LAWS(MPH)-1988-10-33

KARAN SINGH Vs. MANOHARLAL

Decided On October 31, 1988
KARAN SINGH Appellant
V/S
MANOHARLAL Respondents

JUDGEMENT

(1.) THIS is an appeal Under Section 110-D of the Motor Vehicles Act, 1939, for short "the Act" filed by the claimant against the award dated 5th May, 1984 passed in Claim Case No. 89 of 1976 by the 1st Additional Member, Motor Accident Claims Tribunal, Indore.

(2.) SHORT facts leading to this appeal are that the appellant-applicant, at the relevant time, was 14 years of age and was coming on his cycle on 24-1-76 at 1.30 P.M. towards Betma on the left side of the road. Near the Machal rest house, non-applicant No. 1 came on motor cycle No. MPN 3406 in a high speed, driving rashly and negligently from Machal side, and dashed the appellant on his wrong side of the road, as a result of which the appellant, who was on his left side of the road, fell down and was thrown at a distance of about 15 feet. The appellant received grievous injuries and a fracture in the right thigh. The appellant's cycle was also damaged. The claimant filed an application Under Section 110-A of the Act and claimed compensation for the injuries and damage to the cycle to the tune of Rs. 65,400/-. The respondents denied the claim and contended that at the relevant time, respondent No. 2 was driving and not respondent No. 1, with slow speed on the left side of the road. The Insurance Company supported the pleas raised by the owner and the driver and also contended that as the driver (non-applicant No. 1) was not holding a valid driving licence, according to the terms of the policy, the insurer is not liable to idemnify the owner of the vehicle and to pay the compensation.

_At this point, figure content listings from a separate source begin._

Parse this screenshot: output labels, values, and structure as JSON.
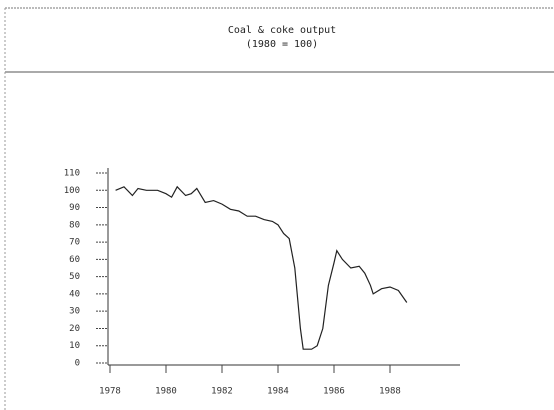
{
  "chart_data": {
    "type": "line",
    "title": "Coal & coke output",
    "subtitle": "(1980 = 100)",
    "x": [
      1978.2,
      1978.5,
      1978.8,
      1979.0,
      1979.3,
      1979.7,
      1980.0,
      1980.2,
      1980.4,
      1980.7,
      1980.9,
      1981.1,
      1981.4,
      1981.7,
      1982.0,
      1982.3,
      1982.6,
      1982.9,
      1983.2,
      1983.5,
      1983.8,
      1984.0,
      1984.2,
      1984.4,
      1984.6,
      1984.8,
      1984.9,
      1985.2,
      1985.4,
      1985.6,
      1985.8,
      1986.0,
      1986.1,
      1986.3,
      1986.6,
      1986.9,
      1987.1,
      1987.3,
      1987.4,
      1987.7,
      1988.0,
      1988.3,
      1988.6
    ],
    "series": [
      {
        "name": "Coal & coke output",
        "color": "#222222",
        "values": [
          100,
          102,
          97,
          101,
          100,
          100,
          98,
          96,
          102,
          97,
          98,
          101,
          93,
          94,
          92,
          89,
          88,
          85,
          85,
          83,
          82,
          80,
          75,
          72,
          55,
          20,
          8,
          8,
          10,
          20,
          45,
          58,
          65,
          60,
          55,
          56,
          52,
          45,
          40,
          43,
          44,
          42,
          35
        ]
      }
    ],
    "xlim": [
      1978,
      1990.5
    ],
    "xticks": [
      1978,
      1980,
      1982,
      1984,
      1986,
      1988
    ],
    "ylim": [
      0,
      110
    ],
    "yticks": [
      0,
      10,
      20,
      30,
      40,
      50,
      60,
      70,
      80,
      90,
      100,
      110
    ]
  }
}
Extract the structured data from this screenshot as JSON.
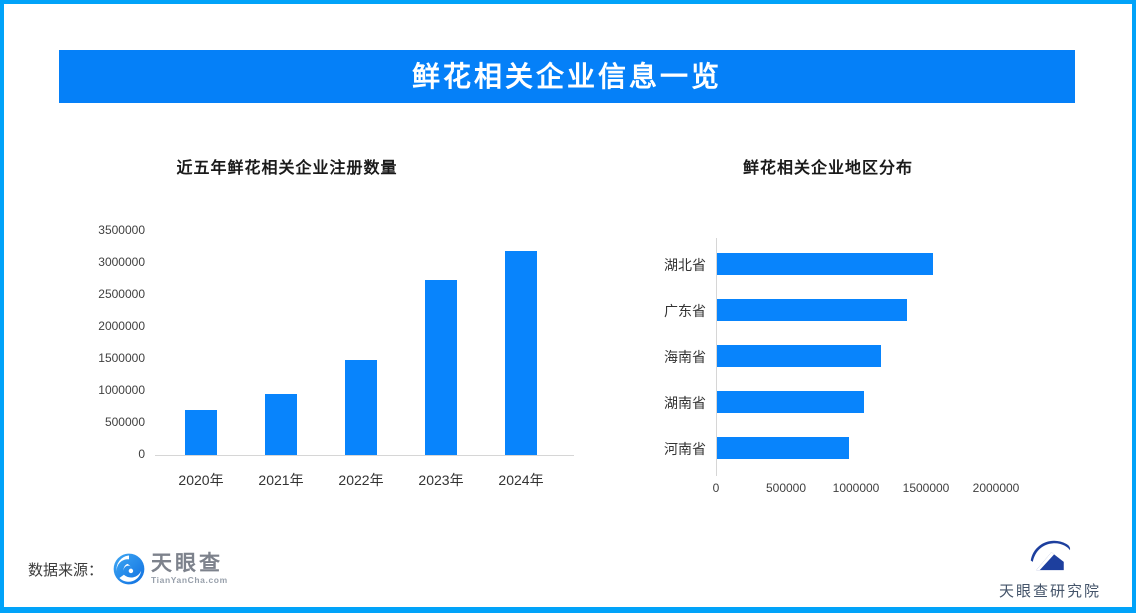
{
  "page": {
    "banner_title": "鲜花相关企业信息一览",
    "footer": {
      "source_label": "数据来源："
    },
    "brand": {
      "name": "天眼查",
      "domain": "TianYanCha.com",
      "institute": "天眼查研究院"
    },
    "colors": {
      "frame_border": "#01a3f9",
      "banner_blue": "#0580f8",
      "bar_blue": "#0884fc",
      "axis_gray": "#d6d6d6",
      "tianyancha_icon_blue": "#1580ee",
      "institute_icon_navy": "#1d3f9e"
    }
  },
  "chart_data": [
    {
      "type": "bar",
      "title": "近五年鲜花相关企业注册数量",
      "categories": [
        "2020年",
        "2021年",
        "2022年",
        "2023年",
        "2024年"
      ],
      "values": [
        700000,
        950000,
        1480000,
        2730000,
        3190000
      ],
      "xlabel": "",
      "ylabel": "",
      "ylim": [
        0,
        3500000
      ],
      "yticks": [
        0,
        500000,
        1000000,
        1500000,
        2000000,
        2500000,
        3000000,
        3500000
      ],
      "grid": false,
      "legend": "none",
      "bar_color": "#0884fc"
    },
    {
      "type": "bar",
      "orientation": "horizontal",
      "title": "鲜花相关企业地区分布",
      "categories": [
        "湖北省",
        "广东省",
        "海南省",
        "湖南省",
        "河南省"
      ],
      "values": [
        1540000,
        1360000,
        1170000,
        1050000,
        940000
      ],
      "xlabel": "",
      "ylabel": "",
      "xlim": [
        0,
        2000000
      ],
      "xticks": [
        0,
        500000,
        1000000,
        1500000,
        2000000
      ],
      "grid": false,
      "legend": "none",
      "bar_color": "#0884fc"
    }
  ]
}
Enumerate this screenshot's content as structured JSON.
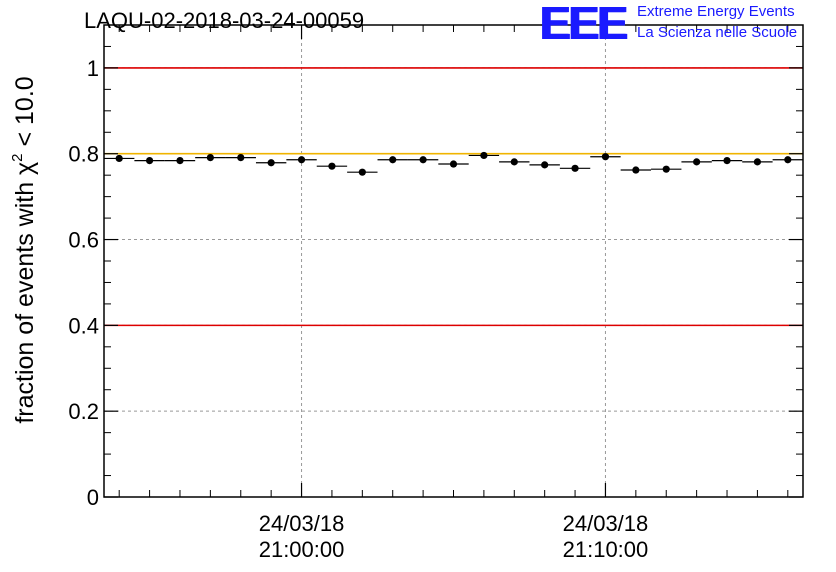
{
  "header": {
    "run_title": "LAQU-02-2018-03-24-00059"
  },
  "logo": {
    "mark": "EEE",
    "line1": "Extreme Energy Events",
    "line2": "La Scienza nelle Scuole",
    "color": "#1a1aff"
  },
  "chart_data": {
    "type": "scatter",
    "title": "LAQU-02-2018-03-24-00059",
    "ylabel_prefix": "fraction of events with ",
    "ylabel_symbol": "χ",
    "ylabel_sup": "2",
    "ylabel_suffix": " < 10.0",
    "xlabel": "",
    "ylim": [
      0,
      1.1
    ],
    "yticks": [
      0,
      0.2,
      0.4,
      0.6,
      0.8,
      1
    ],
    "ytick_labels": [
      "0",
      "0.2",
      "0.4",
      "0.6",
      "0.8",
      "1"
    ],
    "xlim_minutes": [
      -6.5,
      16.5
    ],
    "xtick_labels": [
      {
        "minute": 0,
        "date": "24/03/18",
        "time": "21:00:00"
      },
      {
        "minute": 10,
        "date": "24/03/18",
        "time": "21:10:00"
      }
    ],
    "grid": true,
    "bin_width_minutes": 1,
    "points_minutes": [
      -6,
      -5,
      -4,
      -3,
      -2,
      -1,
      0,
      1,
      2,
      3,
      4,
      5,
      6,
      7,
      8,
      9,
      10,
      11,
      12,
      13,
      14,
      15,
      16
    ],
    "values": [
      0.789,
      0.784,
      0.784,
      0.791,
      0.791,
      0.779,
      0.786,
      0.771,
      0.757,
      0.786,
      0.786,
      0.776,
      0.796,
      0.781,
      0.774,
      0.766,
      0.793,
      0.762,
      0.764,
      0.781,
      0.784,
      0.781,
      0.786
    ],
    "reference_lines": [
      {
        "y": 1.0,
        "color": "#dd0000"
      },
      {
        "y": 0.4,
        "color": "#dd0000"
      },
      {
        "y": 0.8,
        "color": "#f0b400"
      }
    ]
  }
}
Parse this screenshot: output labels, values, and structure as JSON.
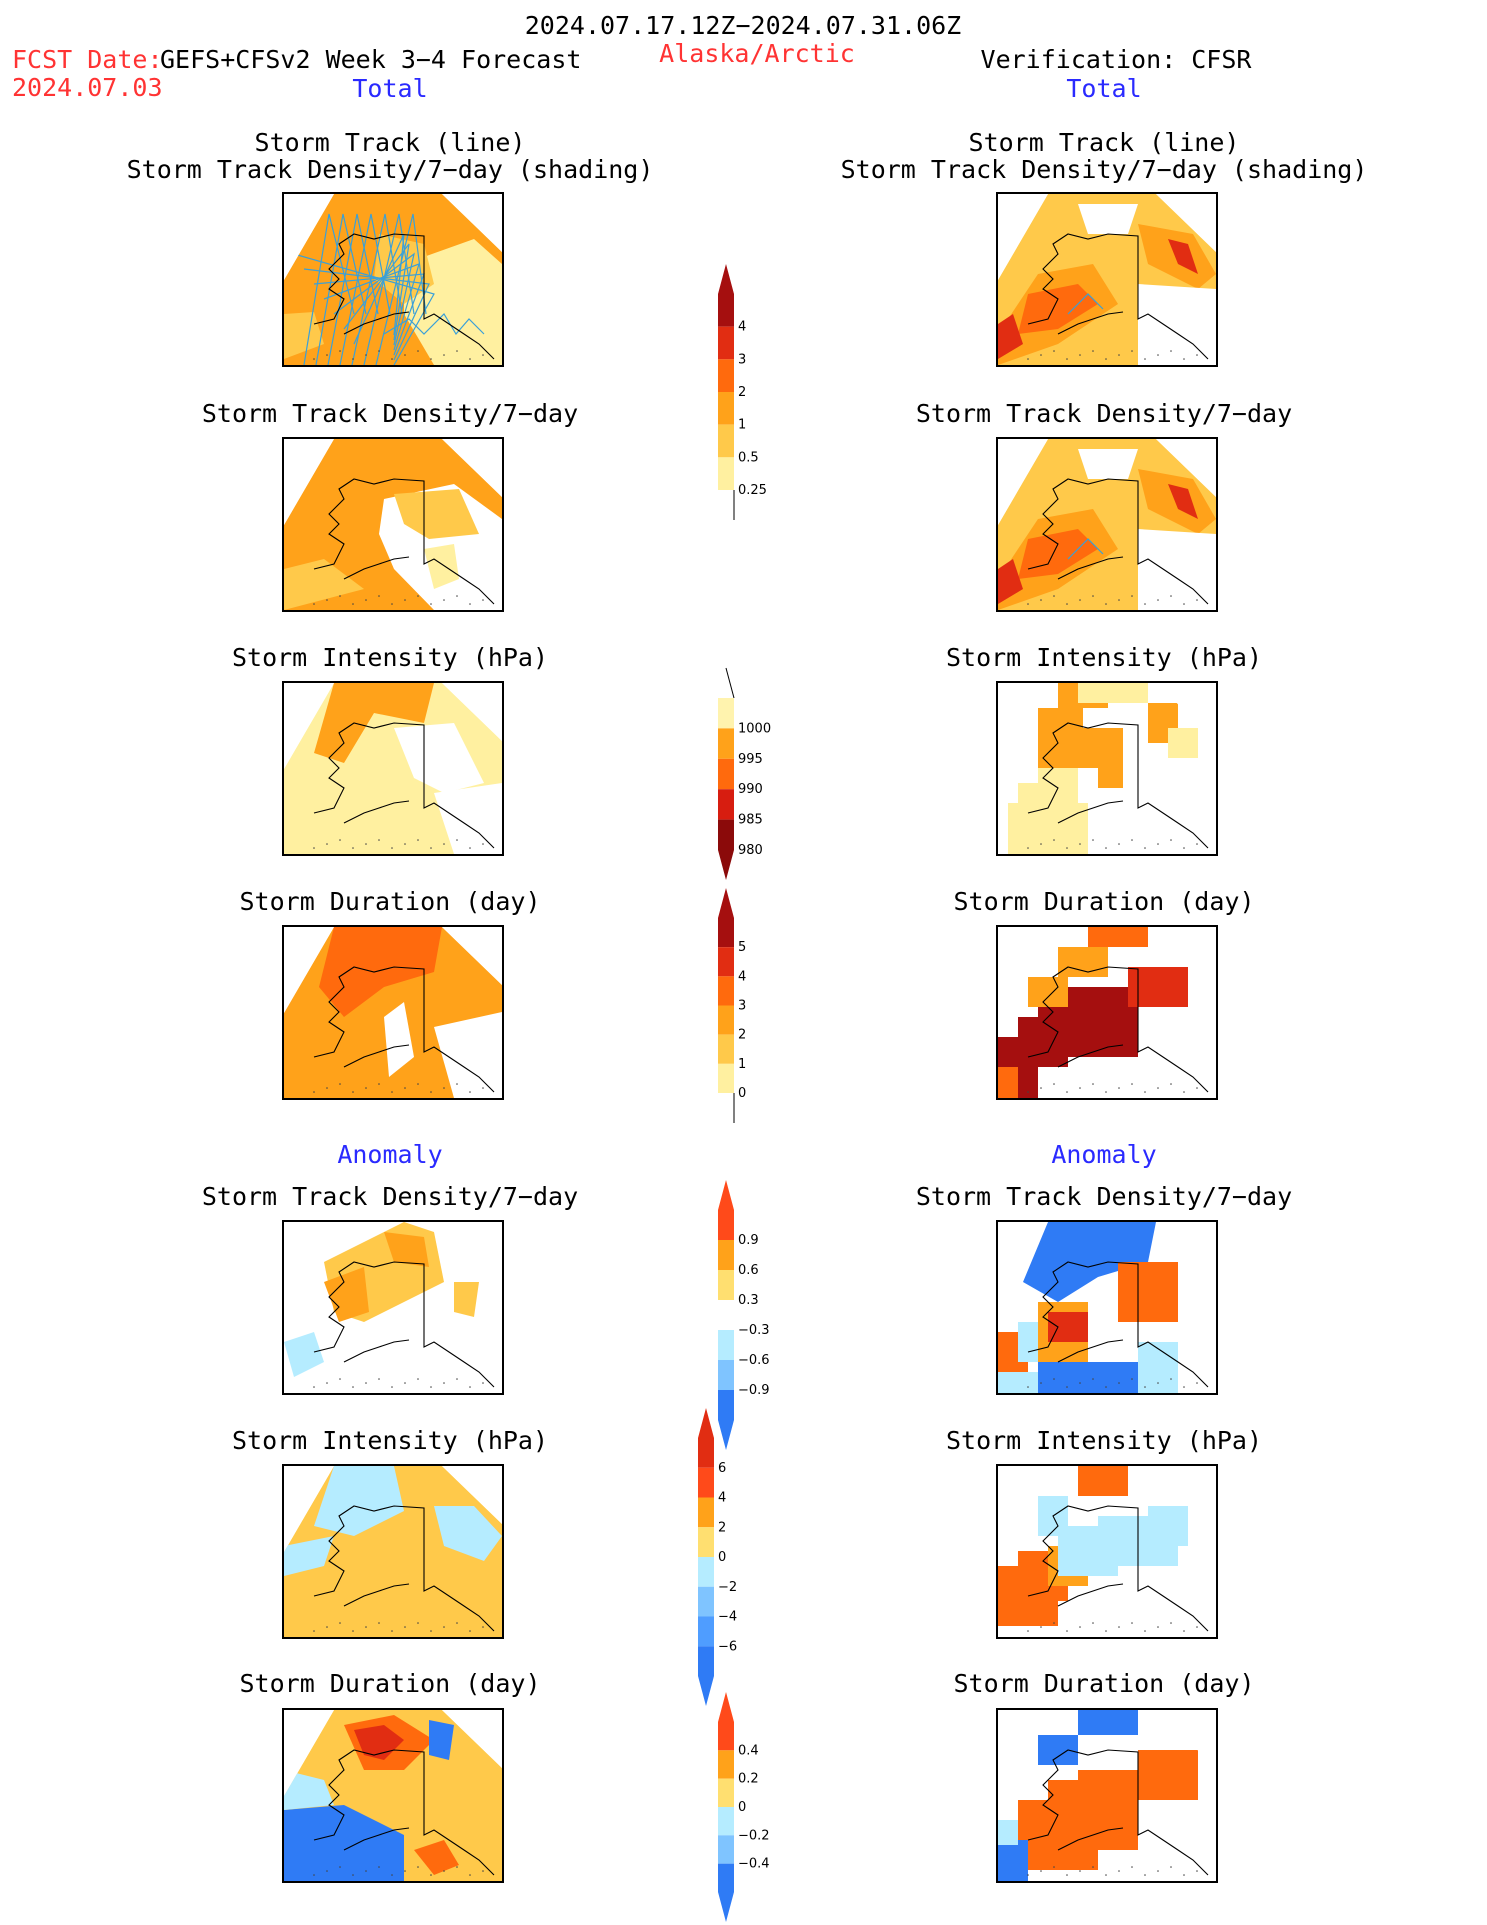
{
  "header": {
    "period": "2024.07.17.12Z−2024.07.31.06Z",
    "fcst_date_label": "FCST Date:",
    "fcst_date": "2024.07.03",
    "model_title": "GEFS+CFSv2 Week 3−4 Forecast",
    "region": "Alaska/Arctic",
    "verification": "Verification: CFSR"
  },
  "sections": {
    "total_left": "Total",
    "total_right": "Total",
    "anomaly_left": "Anomaly",
    "anomaly_right": "Anomaly"
  },
  "panel_titles": {
    "track_line": "Storm Track (line)",
    "track_shading": "Storm Track Density/7−day (shading)",
    "density": "Storm Track Density/7−day",
    "intensity": "Storm Intensity (hPa)",
    "duration": "Storm Duration (day)"
  },
  "colorbars": {
    "density_total": {
      "labels": [
        "4",
        "3",
        "2",
        "1",
        "0.5",
        "0.25"
      ],
      "colors": [
        "#a50f0f",
        "#e12d12",
        "#ff6a0d",
        "#ffa21a",
        "#ffc94a",
        "#fff0a0"
      ]
    },
    "intensity_total": {
      "labels": [
        "1000",
        "995",
        "990",
        "985",
        "980"
      ],
      "colors": [
        "#fff3ae",
        "#ffa21a",
        "#ff6a0d",
        "#d71d10",
        "#8b0a0a"
      ]
    },
    "duration_total": {
      "labels": [
        "5",
        "4",
        "3",
        "2",
        "1",
        "0"
      ],
      "colors": [
        "#a50f0f",
        "#e12d12",
        "#ff6a0d",
        "#ffa21a",
        "#ffc94a",
        "#fff0a0"
      ]
    },
    "density_anom": {
      "labels": [
        "0.9",
        "0.6",
        "0.3",
        "−0.3",
        "−0.6",
        "−0.9"
      ],
      "colors": [
        "#ff4a1a",
        "#ffa21a",
        "#ffdf70",
        "#ffffff",
        "#b5ecff",
        "#7fc4ff",
        "#2f7bf5"
      ]
    },
    "intensity_anom": {
      "labels": [
        "6",
        "4",
        "2",
        "0",
        "−2",
        "−4",
        "−6"
      ],
      "colors": [
        "#e12d12",
        "#ff4a1a",
        "#ffa21a",
        "#ffdf70",
        "#b5ecff",
        "#7fc4ff",
        "#4f9dff",
        "#2f7bf5"
      ]
    },
    "duration_anom": {
      "labels": [
        "0.4",
        "0.2",
        "0",
        "−0.2",
        "−0.4"
      ],
      "colors": [
        "#ff4a1a",
        "#ffa21a",
        "#ffdf70",
        "#b5ecff",
        "#7fc4ff",
        "#2f7bf5"
      ]
    }
  },
  "palette": {
    "pale_yellow": "#fff0a0",
    "light_orange": "#ffc94a",
    "orange": "#ffa21a",
    "dark_orange": "#ff6a0d",
    "red": "#e12d12",
    "dark_red": "#a50f0f",
    "light_blue": "#b5ecff",
    "blue": "#2f7bf5",
    "track_line": "#3aa0d8"
  }
}
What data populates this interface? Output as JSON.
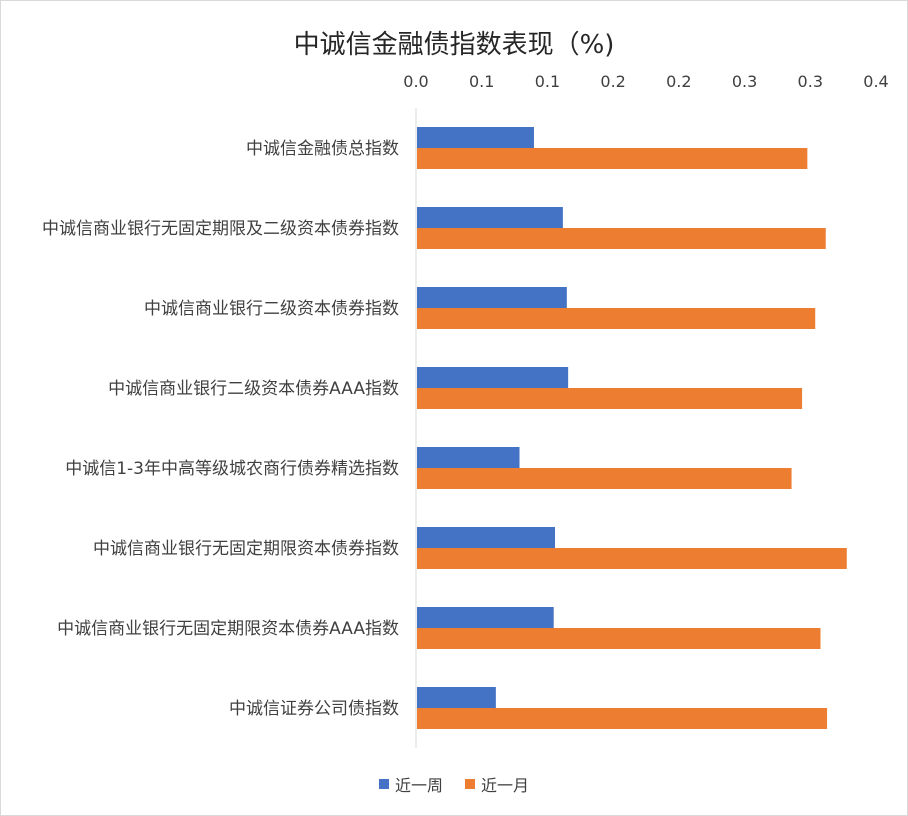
{
  "chart_data": {
    "type": "bar",
    "orientation": "horizontal",
    "title": "中诚信金融债指数表现（%)",
    "categories": [
      "中诚信金融债总指数",
      "中诚信商业银行无固定期限及二级资本债券指数",
      "中诚信商业银行二级资本债券指数",
      "中诚信商业银行二级资本债券AAA指数",
      "中诚信1-3年中高等级城农商行债券精选指数",
      "中诚信商业银行无固定期限资本债券指数",
      "中诚信商业银行无固定期限资本债券AAA指数",
      "中诚信证券公司债指数"
    ],
    "series": [
      {
        "name": "近一周",
        "color": "#4472c4",
        "values": [
          0.089,
          0.111,
          0.114,
          0.115,
          0.078,
          0.105,
          0.104,
          0.06
        ]
      },
      {
        "name": "近一月",
        "color": "#ed7d31",
        "values": [
          0.297,
          0.311,
          0.303,
          0.293,
          0.285,
          0.327,
          0.307,
          0.312
        ]
      }
    ],
    "xlim": [
      0,
      0.35
    ],
    "xticks": [
      "0.0",
      "0.1",
      "0.1",
      "0.2",
      "0.2",
      "0.3",
      "0.3",
      "0.4"
    ],
    "axis_position": "top",
    "legend_position": "bottom",
    "grid": false
  }
}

(3.) SHRI H.S. Rajpal, learned Counsel for the claimant, contended that the compensation awarded by the Tribunal is too low and that the finding of the Tribunal exonerating the Insurance Company is perverse. The Insurance Company has not discharged its burden to prove that respondent No. 1 Manoharlal was not holding a valid driving licence on the date of the accident and the vehicle was being driven against the terms of the Insurance Policy. Learned Counsel placed reliance on the case of the Apex Court in Narcinva V. Kamat and Anr. v. Alfredo Antonia Doe Martins and Ors. 1985 ACJ 397. Learned Counsel for the appellant also contended that interest ought to have been awarded at the rate of 12% per annum from the date of application till payment instead of @ 6% per annum, as awarded by the Tribunal.